Abstract:The US Dollar remains resilient despite soft payroll data, bolstered by inflation concerns and nascent interest rate hike expectations, while geopolitical uncertainty complicates the traditional gold-inflation hedge.

Despite a string of softer-than-expected US Non-Farm Payroll (NFP) data, the Dollar Index (DXY) continues to demonstrate remarkable resilience. This strength suggests that market participants are less focused on immediate economic cooling and more concerned about a potential inflation resurgence.
Investor anxiety regarding stickier-than-anticipated inflation has even begun to regenerate minor, albeit unexpected, calls for further monetary tightening heading into year-end. Wall Street desks are watching the upcoming February CPI print with heightened vigilance, as any upside surprise could solidify the hawkish pivot in sentiment.
Global geopolitical tensions, particularly in the Middle East, have historically favored gold as a safe-haven asset. However, the current environment has forced a fragmentation in this logic.

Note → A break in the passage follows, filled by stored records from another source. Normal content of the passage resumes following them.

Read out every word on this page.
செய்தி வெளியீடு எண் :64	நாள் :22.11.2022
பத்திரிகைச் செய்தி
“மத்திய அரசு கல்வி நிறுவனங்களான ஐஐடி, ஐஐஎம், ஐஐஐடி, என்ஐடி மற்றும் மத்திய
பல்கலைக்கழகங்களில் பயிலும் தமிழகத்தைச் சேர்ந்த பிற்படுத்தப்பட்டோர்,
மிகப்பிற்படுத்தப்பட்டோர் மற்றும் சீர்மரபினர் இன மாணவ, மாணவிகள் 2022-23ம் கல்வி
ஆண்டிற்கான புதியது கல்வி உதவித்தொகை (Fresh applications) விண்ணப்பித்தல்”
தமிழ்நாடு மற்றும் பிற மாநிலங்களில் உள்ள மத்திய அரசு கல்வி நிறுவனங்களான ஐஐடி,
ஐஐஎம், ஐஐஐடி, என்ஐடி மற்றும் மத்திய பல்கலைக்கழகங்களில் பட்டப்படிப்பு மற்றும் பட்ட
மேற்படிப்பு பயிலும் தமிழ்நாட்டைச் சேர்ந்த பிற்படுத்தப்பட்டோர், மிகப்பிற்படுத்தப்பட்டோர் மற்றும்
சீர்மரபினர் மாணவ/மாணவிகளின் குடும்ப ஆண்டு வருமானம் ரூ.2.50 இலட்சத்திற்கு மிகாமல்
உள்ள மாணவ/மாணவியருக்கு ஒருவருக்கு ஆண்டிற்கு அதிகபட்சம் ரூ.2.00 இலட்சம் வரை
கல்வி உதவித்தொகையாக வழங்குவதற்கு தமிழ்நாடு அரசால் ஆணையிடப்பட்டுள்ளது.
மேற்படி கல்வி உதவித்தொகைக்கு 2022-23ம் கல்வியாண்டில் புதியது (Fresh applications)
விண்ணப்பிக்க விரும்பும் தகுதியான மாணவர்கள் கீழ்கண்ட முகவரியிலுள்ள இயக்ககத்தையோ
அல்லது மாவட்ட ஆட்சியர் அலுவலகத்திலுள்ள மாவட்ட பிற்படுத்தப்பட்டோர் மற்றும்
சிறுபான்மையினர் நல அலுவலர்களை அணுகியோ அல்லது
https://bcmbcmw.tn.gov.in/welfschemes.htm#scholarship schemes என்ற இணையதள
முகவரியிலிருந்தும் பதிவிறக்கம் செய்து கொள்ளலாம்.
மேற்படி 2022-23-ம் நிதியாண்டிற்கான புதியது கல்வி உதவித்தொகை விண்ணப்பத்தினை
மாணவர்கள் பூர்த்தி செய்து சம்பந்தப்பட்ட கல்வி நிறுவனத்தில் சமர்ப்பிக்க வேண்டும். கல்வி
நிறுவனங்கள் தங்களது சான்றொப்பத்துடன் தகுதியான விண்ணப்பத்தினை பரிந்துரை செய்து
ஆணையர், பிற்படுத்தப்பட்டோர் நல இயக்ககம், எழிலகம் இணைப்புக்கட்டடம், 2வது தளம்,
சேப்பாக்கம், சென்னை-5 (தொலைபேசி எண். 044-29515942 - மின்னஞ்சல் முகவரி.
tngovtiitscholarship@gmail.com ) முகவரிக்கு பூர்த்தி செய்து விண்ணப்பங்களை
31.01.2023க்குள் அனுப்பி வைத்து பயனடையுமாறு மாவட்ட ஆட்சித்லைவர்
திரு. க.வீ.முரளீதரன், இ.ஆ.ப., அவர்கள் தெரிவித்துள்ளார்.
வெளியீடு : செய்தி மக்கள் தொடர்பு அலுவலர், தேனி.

International spot gold is currently struggling to maintain its traditional “inflation hedge” narrative. The asset has frequently been overshadowed in recent sessions by aggressive surges in crude oil and a persistently bid US Dollar. As the market's primary focus shifts toward energy-driven inflation and the dollar's role as a liquidity anchor, golds utility as a tactical hedge is being constantly tested by changing market conditions.